- How to get on and off the bike. Will he or she use the peg as a step? Point out that you'll get on first. What is the signal that you are ready for her to mount?
- What to avoid, both while astride the bike and mounting and dismounting. This usually includes hot parts, especially the exhaust system, chain and wheels.
- How to sit on the bike. Show where the feet go and how to hold on. Remind your passenger to keep her feet on the pegs at a stop. The passenger should normally hold on to the rider, even if you are the same sex or it's your best friend's spouse. Determine how this will be done when you both get on the bike. The passenger should hold on to your waist, not around your neck or shoulders. Grab rails give the passenger an insecure purchase and provide them with some leverage to interfere with steering. Grab straps are even worse. Gripping with the knees around the rider's hips can also provide some stability.
- What to do in corners. This is usually the most frightening part of a ride for an uninitiated passenger. The standard advice is to just stay in line with the bike (don't fight the lean), and to look over the rider's inside shoulder.

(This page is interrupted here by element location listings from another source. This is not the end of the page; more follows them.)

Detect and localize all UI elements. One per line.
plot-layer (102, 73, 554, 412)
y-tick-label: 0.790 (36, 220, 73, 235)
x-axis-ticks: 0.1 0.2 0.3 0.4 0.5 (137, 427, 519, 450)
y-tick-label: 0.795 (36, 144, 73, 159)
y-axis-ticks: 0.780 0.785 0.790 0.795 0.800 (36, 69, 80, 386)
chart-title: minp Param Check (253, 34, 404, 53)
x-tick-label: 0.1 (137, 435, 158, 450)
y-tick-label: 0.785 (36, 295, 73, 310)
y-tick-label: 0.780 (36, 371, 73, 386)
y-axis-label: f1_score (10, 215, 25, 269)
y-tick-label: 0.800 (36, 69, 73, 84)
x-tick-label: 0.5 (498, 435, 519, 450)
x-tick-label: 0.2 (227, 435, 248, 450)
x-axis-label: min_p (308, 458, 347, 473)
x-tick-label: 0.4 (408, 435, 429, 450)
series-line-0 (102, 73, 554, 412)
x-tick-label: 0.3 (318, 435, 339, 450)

- What to do during braking, especially hard braking. Will the passenger just lean against you? Or will she use the grab rail to relieve some of the pressure against your back, or brace herself with her hands on the tank?
- You should establish a basic communications protocol for things like "Slow down," "I have a problem," "I need to tell you something," "Please stop," and "Your big manly motorcycle has turned me on. I want you now!" (Jamie gets this last one a lot.)
- That bumping helmets once in a while does not require an apology and is not a problem unless you are super anal. Bumping helmets is always the riders fault anyway. If you're smooth, it won't ever happen.
- Discuss where you are going and what to expect, e.g. a bumpy section of road or a stint of lane-splitting.